The firm’s entrance into the Rockies wasn’t necessarily premeditated, he said.

“We just really liked the asset as we started to look at it and thought there were some unique things about being in that basin with their gas pricing, and we picked up some liquids with it.

“But yes, we will definitely be looking at potential acquisitions this year.”

Rocking the resource

Greylock is a gas-weighted producer, a position that is coming into its own this year as Henry Hub prices have shown stability while crude oil is rocked by market volatility, tariffs and trade turmoil. A drop in Henry Hub prices below $3/MMBtu—or a pop above $5, for that matter—might trigger a reconsideration of activity levels. As such, the firm hasn’t needed to revisit its guidance, a step many of its peers took during the first quarter.
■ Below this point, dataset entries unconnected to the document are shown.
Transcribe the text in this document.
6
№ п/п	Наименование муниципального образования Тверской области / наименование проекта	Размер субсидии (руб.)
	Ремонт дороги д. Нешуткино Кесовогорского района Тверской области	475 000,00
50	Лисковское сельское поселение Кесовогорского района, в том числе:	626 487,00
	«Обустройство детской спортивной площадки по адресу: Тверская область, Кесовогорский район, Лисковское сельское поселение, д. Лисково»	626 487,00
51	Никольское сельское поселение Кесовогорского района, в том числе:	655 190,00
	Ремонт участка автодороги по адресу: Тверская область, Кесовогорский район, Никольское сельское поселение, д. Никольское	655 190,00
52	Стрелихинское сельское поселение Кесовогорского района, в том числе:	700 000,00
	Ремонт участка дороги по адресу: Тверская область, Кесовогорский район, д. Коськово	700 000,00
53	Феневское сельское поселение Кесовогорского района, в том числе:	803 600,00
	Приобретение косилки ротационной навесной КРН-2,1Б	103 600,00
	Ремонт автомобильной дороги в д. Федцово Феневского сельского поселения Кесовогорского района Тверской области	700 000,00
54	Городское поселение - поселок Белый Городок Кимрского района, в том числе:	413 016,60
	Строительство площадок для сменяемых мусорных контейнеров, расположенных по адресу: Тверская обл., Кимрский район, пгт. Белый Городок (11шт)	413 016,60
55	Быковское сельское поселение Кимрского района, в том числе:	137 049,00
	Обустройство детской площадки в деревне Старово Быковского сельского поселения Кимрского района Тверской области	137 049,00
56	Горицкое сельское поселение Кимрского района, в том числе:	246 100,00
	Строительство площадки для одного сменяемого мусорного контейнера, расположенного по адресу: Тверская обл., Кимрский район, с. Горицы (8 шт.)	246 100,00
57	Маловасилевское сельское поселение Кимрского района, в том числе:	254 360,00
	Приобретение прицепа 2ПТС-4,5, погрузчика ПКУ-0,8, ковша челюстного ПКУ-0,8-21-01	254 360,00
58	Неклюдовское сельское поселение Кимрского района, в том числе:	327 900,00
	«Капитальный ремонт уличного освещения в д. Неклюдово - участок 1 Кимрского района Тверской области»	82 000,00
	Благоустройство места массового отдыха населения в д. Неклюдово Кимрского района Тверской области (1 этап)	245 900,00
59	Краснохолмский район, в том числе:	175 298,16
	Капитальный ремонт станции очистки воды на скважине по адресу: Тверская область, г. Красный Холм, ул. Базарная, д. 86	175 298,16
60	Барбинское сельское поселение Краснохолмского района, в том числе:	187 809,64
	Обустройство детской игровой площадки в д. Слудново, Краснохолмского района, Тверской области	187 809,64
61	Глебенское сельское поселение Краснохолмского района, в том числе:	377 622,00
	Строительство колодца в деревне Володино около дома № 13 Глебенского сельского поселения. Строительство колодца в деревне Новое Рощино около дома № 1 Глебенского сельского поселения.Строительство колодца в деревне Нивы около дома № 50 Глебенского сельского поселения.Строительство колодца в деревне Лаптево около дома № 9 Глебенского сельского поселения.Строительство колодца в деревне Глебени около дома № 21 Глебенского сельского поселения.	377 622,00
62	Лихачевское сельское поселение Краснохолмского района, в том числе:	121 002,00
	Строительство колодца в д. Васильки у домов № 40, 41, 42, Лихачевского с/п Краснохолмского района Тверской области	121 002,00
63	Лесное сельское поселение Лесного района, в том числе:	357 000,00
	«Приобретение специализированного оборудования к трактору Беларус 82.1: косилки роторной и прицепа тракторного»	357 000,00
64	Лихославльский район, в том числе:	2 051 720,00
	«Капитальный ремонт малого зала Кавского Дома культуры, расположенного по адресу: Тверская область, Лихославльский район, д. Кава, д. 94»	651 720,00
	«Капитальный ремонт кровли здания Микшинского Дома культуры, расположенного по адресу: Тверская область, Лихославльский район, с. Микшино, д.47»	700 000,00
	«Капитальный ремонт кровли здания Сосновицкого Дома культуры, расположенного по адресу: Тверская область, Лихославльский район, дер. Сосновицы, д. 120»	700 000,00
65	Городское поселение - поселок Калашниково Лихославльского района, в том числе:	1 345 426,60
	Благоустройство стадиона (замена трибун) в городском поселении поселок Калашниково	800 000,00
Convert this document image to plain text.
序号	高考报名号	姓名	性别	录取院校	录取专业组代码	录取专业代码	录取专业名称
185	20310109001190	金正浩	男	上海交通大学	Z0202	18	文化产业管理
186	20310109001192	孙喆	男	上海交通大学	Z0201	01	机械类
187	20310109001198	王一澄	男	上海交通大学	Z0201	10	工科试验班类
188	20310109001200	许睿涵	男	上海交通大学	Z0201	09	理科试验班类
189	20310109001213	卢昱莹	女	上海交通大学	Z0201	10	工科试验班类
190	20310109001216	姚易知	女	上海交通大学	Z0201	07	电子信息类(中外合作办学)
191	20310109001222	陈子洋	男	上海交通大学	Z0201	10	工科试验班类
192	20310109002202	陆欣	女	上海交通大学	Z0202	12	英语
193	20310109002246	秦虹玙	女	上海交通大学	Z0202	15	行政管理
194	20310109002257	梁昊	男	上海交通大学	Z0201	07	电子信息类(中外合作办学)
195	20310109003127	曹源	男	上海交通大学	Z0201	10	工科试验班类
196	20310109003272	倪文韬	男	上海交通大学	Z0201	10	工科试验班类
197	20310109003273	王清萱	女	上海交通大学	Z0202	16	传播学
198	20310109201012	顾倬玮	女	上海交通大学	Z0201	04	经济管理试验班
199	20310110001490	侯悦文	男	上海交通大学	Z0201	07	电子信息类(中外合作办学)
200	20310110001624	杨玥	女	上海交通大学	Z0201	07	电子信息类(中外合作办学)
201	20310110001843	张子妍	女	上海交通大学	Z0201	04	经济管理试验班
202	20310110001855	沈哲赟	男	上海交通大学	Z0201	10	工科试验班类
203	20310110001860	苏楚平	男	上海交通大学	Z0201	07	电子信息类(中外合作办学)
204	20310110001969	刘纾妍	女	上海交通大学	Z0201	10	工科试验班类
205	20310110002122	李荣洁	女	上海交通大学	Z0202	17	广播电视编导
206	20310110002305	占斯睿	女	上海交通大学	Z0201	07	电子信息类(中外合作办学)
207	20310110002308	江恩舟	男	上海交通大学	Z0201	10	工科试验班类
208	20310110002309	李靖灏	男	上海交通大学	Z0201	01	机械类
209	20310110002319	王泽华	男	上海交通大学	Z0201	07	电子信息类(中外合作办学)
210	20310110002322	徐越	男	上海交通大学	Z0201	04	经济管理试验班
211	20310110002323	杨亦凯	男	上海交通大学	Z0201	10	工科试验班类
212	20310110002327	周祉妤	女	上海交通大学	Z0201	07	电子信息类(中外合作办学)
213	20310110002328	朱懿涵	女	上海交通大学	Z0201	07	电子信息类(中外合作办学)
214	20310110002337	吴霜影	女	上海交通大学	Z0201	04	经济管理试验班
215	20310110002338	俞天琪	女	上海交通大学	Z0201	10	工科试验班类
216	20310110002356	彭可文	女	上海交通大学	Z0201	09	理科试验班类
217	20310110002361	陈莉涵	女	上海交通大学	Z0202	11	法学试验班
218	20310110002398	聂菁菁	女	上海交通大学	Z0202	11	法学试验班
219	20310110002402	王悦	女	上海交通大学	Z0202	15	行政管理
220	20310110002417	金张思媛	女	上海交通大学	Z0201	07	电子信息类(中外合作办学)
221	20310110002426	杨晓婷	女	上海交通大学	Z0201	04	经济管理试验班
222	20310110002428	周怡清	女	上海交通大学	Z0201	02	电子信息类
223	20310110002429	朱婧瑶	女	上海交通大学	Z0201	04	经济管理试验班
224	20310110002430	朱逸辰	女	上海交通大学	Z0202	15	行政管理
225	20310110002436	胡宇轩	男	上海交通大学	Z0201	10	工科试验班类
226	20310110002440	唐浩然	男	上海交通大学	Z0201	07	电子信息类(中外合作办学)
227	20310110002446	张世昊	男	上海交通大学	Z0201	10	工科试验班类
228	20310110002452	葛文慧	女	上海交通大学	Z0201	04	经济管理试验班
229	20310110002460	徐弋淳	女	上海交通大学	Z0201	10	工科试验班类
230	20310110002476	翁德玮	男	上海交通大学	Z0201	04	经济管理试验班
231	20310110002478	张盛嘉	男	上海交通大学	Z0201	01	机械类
“Our real focus in the second half of the year is our next batch of wells in our Utica position in northern Pennsylvania,” Mork said. “That’s really unchanged.”

Greylock is targeting a three- to five-well program, which isn’t a ton of wells, he said. But drilling deep, 10,000-plus ft laterals in the Utica is an expensive proposition that also promises significant volume. Year-over-year production growth by the end of 2025 could be as much as 15%, he said. Production growth is in a 10% to 15% year-over-year range.

“For us, turning in three, four, five wells a year, we can achieve steady growth with respect to new wells and total company production,” he said. “Like a lot of producers now, we’re not looking to grow dramatically and outspend cash flow to do so. We’re really looking to grow at a steady pace and be able to do it within our existing cashflow.”